August 17, 2022

The Real Estate Investor Who Mines Bitcoin As A Side Hustle

Meet Eng Taing, a real estate investor who decided he needed extra cash and looked to Bitcoin mining to get that extra cash. 

Taing runs his own private equity firm worth an estimated value of about $250 million in assets. He invests in real estate, worked in data science and analytics at Apple, and finally got into Bitcoin at the seemingly early stages – as early as 2013 – before it became popular.

Currently, Taing runs over 261 personal mining machines generating the world’s most famous digital currency. 

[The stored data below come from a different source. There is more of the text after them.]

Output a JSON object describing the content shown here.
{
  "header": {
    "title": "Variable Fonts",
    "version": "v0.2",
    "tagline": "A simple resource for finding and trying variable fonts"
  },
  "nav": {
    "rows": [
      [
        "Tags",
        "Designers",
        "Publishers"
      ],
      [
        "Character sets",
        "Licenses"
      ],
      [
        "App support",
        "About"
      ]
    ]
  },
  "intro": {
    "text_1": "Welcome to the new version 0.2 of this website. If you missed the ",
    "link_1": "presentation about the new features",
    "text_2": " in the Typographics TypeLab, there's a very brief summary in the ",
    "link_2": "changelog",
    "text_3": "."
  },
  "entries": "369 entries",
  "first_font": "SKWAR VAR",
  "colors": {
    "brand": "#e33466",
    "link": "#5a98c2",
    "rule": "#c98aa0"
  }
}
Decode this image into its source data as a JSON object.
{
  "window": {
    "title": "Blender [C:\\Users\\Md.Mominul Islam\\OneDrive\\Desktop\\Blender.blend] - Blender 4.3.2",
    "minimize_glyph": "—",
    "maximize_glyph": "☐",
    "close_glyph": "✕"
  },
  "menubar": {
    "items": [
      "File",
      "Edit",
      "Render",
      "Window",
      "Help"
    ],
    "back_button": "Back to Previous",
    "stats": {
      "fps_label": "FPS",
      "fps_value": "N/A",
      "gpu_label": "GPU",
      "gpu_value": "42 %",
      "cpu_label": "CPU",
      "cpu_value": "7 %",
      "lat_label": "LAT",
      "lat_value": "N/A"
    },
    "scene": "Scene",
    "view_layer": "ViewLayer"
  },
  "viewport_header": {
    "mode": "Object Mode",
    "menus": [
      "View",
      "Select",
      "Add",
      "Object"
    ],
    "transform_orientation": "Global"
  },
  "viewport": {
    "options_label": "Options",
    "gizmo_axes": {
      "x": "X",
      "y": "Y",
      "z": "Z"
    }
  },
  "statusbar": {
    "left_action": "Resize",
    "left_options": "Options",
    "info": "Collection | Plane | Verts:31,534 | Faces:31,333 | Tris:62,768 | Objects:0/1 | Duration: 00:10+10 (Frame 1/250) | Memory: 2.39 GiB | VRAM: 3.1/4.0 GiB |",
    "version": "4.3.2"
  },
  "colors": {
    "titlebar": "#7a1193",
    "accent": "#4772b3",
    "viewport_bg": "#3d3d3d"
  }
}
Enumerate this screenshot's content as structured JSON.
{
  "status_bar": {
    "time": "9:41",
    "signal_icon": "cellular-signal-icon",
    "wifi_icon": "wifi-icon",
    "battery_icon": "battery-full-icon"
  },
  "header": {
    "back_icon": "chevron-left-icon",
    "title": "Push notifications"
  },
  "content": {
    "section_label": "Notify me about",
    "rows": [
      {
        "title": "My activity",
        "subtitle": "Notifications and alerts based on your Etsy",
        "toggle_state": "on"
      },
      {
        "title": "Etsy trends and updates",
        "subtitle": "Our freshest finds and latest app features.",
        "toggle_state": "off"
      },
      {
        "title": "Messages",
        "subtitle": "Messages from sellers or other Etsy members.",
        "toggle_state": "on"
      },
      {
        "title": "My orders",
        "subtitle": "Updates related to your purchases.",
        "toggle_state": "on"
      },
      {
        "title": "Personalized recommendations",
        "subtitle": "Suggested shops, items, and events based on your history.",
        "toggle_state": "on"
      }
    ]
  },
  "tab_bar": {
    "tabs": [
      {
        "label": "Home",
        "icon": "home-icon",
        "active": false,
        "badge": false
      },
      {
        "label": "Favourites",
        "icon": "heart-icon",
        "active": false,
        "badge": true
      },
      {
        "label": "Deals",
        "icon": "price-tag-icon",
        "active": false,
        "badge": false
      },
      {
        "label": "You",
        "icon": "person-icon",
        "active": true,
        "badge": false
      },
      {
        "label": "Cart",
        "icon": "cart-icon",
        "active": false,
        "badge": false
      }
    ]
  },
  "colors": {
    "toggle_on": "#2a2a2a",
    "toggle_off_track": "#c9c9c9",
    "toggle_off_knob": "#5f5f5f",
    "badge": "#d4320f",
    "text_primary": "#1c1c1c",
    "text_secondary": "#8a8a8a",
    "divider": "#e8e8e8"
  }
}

Taing has said that he enjoys making money. In his words: “I invest in a lot of things. I have a lot of apartment buildings, I have senior living homes. I have GPU mines, I just like to look at where I can get some good arbitrage advantage, and I thought bitcoin mining presented that both from just, ‘Hey, I could get more bitcoin by having miners than buying bitcoin, especially at the scale that I can get into it — but also, that I am a big believer in bitcoin’s future.”

Bitcoin operating on a Proof-of-work mining model, means that miners around the world run high powered computers to simultaneously create Bitcoins and validate transactions. 

It is a process that requires serious technical know-how, and lots of electricity. Taing decided to outsource most of that work by enlisting the help of a mining company known as Compass Mining, a mining company that hosts, supplies, and operates mining rigs for retail miners who don’t want to deal with the stress of physically handling mining equipment by themselves.

Taing also makes a lot of income by buying and selling Mining hardware to retain customers on compass’ marketplace. 

Whit Gibbs, the CEO of Compass says that he has noticed that a lot of people who would readily invest in real estate are bringing their money to mining. He went on to explain why. In his opinion, people are turning to mining because they have realized that mining brings a faster return on investment than buying rental properties. 

From Miners To Billionaires

One of those plebs is Jon McClellan, a Texas based lobbyist for AT&T. He currently has a single bitcoin miner with Compass in Oklahoma, which he purchased at the end of 2020. For him, the desire to mine is partially ideological, partially financial.

In his words: “I wanted to do my part to secure the the bitcoin network – have my own hashrate, under my own power, I knew that if I buy a miner, I’ll be literally buying bitcoin every day, every minute, every second, every hour, regardless of what’s going on in my life, budget-wise.” 

McClellan also mentioned that Compass was the only retail mining company that seemed accessible to the average human.

The mining company allows customers to buy both new and used mining machines for between $4,500 to $25,800, on their website and then locates them in partner data centers and handles the physical logistics and subsequent maintenance.

Jack Dorsey Also Getting Involved

Jack Dorsey’s payment company, Block, is looking to make it easier for average Bitcoin investors to get involved and start mining Bitcoin.

Block’s manager of operations Thomas Templeton – earlier this year – came out to say that the goal is to make bitcoin mining more distributed and efficient in every way possible. From buying, to set-up, to maintenance and eventually, mining.